Anamnese des Patienten
Gründe für einen möglicherweise erhöhten Steigerungssatz lassen sich schon in der Anamnese erkennen und sollten im „Risikofenster“ des Patienten hinterlegt werden. Die Angaben „ASS100“, „Marcumar“ o.ä. sind dann von Nutzen, wenn chirurgische Eingriffe stattgefunden haben. In diesen Fällen kann als „Standardbegründung“ hinterlegt werden: „Besonderer zeitlicher Mehraufwand bei der intraoperativen Blutstillung bei zeitgleicher Antikoagulantienbehandlung.“
Wenn beim Patienten bekannt ist, dass er nicht liegend behandelt werden kann, sollte dies auch im „Risikofenster“ hinterlegt werden, denn mit dieser Besonderheit werden alle Eingriffe im Oberkiefer erheblich erschwert. Als Standardbegründung kann dann angeführt werden: „Besondere Schwierigkeiten bei der Behandlung im Oberkiefer, weil der Patient nicht behandlungsgerecht gelagert werden konnte.“
Ebenso ist es schwierig und erheblich vom Durchschnitt abweichend, Patienten im Rollstuhl oder mit besonderen Behinderungen zu behandeln. Manche Patienten haben Kiefergelenksprobleme und müssen häufiger den Mund schließen, um das Gelenk oder die Muskulatur zu entlasten. Wenn dies der Fall ist, kann ein erhöhter Faktor so begründet werden: „Deutlicher zeitlicher Mehraufwand: der Patient leidet unter Kiefergelenksbeschwerden und zur Entlastung der Muskulatur musste die Behandlung mehrfach unterbrochen werden.“
Besonderheiten des Patienten
Gerade die Stuhlassistenz nimmt oft schicksalsergeben Besonderheiten bei der Behandlung in Kauf, ohne sie in der Dokumentation zu vermerken. So gibt es Patienten, die mit Kraft gegen die Behandlungsinstrumente arbeiten, insbesondere mit ihrer Wangenmuskulatur gegen den Sauger drücken. Wenn dies dokumentiert ist, kann als Begründung angeführt werden: „Erheblich erschwerte Behandlung wegen des hohen Wangendrucks; die Arbeitsinstrumente mussten häufig neu positioniert und das Arbeitsfeld neu eingestellt werden.“
Wichtig ist es eben, nicht nur den „Befund“ „Hoher Wangenmuskeltonus“ als Begründung anzuführen, sondern auch, welche Folgen das für die zahnärztliche Behandlung hatte. Hat der Patient Mundwinkelrhaghaden oder Herpes, kann er den Mund nur eingeschränkt öffnen oder muss ihn ebenfalls häufiger wieder schließen. Diese Besonderheiten sollten ebenfalls in der Dokumentation aufgeführt werden.

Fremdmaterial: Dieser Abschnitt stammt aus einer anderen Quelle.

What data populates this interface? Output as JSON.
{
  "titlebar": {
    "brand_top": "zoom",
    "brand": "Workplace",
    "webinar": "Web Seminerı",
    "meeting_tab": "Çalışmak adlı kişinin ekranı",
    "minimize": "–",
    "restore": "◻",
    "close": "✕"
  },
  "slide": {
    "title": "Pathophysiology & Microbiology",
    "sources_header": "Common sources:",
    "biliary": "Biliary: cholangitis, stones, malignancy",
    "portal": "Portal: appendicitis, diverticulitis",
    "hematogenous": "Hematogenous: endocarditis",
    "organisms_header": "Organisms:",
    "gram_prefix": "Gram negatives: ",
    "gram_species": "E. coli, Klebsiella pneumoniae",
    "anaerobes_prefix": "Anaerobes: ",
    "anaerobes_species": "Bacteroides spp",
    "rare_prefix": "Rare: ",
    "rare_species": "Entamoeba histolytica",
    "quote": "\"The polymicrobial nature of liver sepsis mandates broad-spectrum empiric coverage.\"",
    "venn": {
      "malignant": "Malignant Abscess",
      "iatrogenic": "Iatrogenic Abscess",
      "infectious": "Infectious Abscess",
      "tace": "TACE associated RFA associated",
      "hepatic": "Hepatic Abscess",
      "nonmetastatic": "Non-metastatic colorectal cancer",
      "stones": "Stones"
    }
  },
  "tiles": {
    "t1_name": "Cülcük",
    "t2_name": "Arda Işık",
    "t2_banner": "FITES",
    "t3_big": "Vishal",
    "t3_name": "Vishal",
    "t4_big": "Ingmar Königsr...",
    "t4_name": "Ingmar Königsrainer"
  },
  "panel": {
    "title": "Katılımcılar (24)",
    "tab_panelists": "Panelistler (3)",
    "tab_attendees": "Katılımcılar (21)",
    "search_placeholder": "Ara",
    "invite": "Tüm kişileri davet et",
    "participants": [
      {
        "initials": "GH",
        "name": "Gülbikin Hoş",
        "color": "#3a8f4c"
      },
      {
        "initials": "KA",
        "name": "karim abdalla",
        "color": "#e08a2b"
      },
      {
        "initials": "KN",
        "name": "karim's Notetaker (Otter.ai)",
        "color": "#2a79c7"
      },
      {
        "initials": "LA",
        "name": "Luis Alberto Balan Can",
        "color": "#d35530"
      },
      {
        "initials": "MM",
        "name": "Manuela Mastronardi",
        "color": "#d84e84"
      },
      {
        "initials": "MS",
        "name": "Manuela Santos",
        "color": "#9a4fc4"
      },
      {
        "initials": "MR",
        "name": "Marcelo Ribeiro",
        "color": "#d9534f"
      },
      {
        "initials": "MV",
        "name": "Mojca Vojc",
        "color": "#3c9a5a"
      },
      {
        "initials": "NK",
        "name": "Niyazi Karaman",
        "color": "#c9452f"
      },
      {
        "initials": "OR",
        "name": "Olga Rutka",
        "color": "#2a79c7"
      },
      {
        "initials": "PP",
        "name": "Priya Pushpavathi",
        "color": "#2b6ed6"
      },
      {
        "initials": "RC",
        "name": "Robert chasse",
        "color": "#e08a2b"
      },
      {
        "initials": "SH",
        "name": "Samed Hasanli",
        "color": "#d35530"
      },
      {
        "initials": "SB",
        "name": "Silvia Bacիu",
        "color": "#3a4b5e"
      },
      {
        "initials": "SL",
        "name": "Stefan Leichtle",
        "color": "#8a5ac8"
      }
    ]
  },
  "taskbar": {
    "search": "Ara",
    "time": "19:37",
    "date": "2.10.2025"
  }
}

Auch Angstpatienten erfordern besondere Vorgehensweisen
Die Besonderheiten des Patienten können permanent sein. Dann ist es für die Rechnungslegung sehr einfach, wenn dieses Merkmal in den Stammdaten gespeichert wird. Es steht dann stets für die Rechnungslegung zur Verfügung und kann dann schnell verwendet werden. Beispiel: Die intraorale Tätigkeit des Zahnarztes bei einem Morbus-Parkinson-Patienten gestaltet sich durch die motorische Unruhe erheblich schwieriger als bei einem vergleichsweise ruhig sitzenden Patienten.

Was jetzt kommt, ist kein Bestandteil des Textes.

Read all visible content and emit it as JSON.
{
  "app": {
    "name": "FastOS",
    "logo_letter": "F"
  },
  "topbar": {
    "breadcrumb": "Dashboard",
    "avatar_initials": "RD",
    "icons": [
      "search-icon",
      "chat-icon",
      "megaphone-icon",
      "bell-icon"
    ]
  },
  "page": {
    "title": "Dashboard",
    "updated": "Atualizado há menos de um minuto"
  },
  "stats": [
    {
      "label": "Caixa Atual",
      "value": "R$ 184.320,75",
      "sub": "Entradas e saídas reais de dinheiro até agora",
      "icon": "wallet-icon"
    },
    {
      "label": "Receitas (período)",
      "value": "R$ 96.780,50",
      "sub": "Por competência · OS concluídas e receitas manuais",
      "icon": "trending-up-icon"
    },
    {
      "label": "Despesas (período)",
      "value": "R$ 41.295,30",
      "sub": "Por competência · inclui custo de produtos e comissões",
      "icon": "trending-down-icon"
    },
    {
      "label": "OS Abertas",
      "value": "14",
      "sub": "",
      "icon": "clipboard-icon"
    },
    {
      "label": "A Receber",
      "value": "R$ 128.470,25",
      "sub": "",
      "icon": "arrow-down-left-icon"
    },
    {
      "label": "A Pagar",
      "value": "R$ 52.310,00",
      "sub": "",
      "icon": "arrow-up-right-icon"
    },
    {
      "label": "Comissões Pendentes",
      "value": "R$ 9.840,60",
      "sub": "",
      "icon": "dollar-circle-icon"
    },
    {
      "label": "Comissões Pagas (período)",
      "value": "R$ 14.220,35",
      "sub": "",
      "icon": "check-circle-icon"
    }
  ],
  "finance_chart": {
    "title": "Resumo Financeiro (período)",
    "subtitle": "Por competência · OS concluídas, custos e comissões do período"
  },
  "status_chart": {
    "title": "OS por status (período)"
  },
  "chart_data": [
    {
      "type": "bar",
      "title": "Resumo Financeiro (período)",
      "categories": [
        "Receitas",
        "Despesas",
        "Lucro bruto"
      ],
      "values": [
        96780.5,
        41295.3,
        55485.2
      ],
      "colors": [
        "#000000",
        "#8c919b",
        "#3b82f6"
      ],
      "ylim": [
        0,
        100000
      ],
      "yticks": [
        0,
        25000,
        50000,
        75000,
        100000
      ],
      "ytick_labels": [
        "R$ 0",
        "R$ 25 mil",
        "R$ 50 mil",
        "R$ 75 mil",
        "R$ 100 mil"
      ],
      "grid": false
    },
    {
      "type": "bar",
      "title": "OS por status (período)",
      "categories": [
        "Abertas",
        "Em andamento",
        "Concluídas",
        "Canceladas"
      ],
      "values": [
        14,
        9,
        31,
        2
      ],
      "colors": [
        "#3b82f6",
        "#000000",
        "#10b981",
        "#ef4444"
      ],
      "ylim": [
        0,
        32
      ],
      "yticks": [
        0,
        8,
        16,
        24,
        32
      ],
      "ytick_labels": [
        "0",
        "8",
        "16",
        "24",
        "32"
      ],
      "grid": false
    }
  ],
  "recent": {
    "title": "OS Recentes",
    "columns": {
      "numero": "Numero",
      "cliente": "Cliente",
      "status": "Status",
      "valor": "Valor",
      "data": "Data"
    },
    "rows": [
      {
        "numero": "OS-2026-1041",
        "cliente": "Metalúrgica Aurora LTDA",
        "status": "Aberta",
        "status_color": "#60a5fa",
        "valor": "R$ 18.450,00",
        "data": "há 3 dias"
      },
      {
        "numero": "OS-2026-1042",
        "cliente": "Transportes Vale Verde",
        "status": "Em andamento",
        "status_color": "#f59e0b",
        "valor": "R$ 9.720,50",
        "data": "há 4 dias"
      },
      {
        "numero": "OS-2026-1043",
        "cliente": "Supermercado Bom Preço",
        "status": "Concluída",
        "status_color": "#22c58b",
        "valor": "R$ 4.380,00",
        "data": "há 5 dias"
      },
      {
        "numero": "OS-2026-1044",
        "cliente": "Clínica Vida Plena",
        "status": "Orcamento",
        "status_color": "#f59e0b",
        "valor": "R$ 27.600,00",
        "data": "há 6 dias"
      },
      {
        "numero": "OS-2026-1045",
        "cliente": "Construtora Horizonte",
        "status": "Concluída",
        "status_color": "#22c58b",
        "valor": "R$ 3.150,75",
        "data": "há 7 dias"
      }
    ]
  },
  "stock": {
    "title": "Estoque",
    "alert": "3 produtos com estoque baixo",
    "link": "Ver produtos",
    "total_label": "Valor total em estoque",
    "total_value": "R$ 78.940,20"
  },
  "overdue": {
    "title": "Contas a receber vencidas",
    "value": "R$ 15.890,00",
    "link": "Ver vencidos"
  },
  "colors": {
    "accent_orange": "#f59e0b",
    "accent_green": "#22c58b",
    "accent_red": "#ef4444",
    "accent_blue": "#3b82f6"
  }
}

Auch Angstpatienten fordern besondere Vorgehensweisen. Eine mögliche Begründung könnte sein: „Erhöhter Zeitaufwand: Die Behandlung musste häufig unterbrochen werden, um durch zusätzliche Erklärungen der jeweiligen Behandlungsschritte die Kooperationsfähigkeit des Patienten aufrecht zu erhalten.“
Zusätzlichen Dokumentationsaufwand erfordern die Besonderheiten des Patienten, die nur zeitweise auftreten, etwa eine starke Erkältung, die Behandlungsunterbrechungen erfordert, damit der Patient Naser putzen oder Luft holen kann. Gleiches gilt für die bekannte „Sommerbegründung“: „Aufgrund der wetterbedingten Kreislauflabilität bei extrem hohen Außentemperaturen musste die Behandlung sehr häufig unterbrochen werden und erforderte einen hohen zeitlichen Mehraufwand.“
Leitfrage: „Was war anders?“
Die Behandlung selbst kann natürlich auch einen veränderten Steigerungsfaktor erfordern. Ich habe mir angewöhnt, nicht mehr zu fragen, was so schwierig war, sondern frage jetzt: „Was war anders?“ Dann wird die (veränderte) Vorgehensweise in bestimmten Situationen von den Behandlern geschildert und aus dieser Schilderung lässt sich prima eine Begründung für einen erhöhten Faktor formulieren.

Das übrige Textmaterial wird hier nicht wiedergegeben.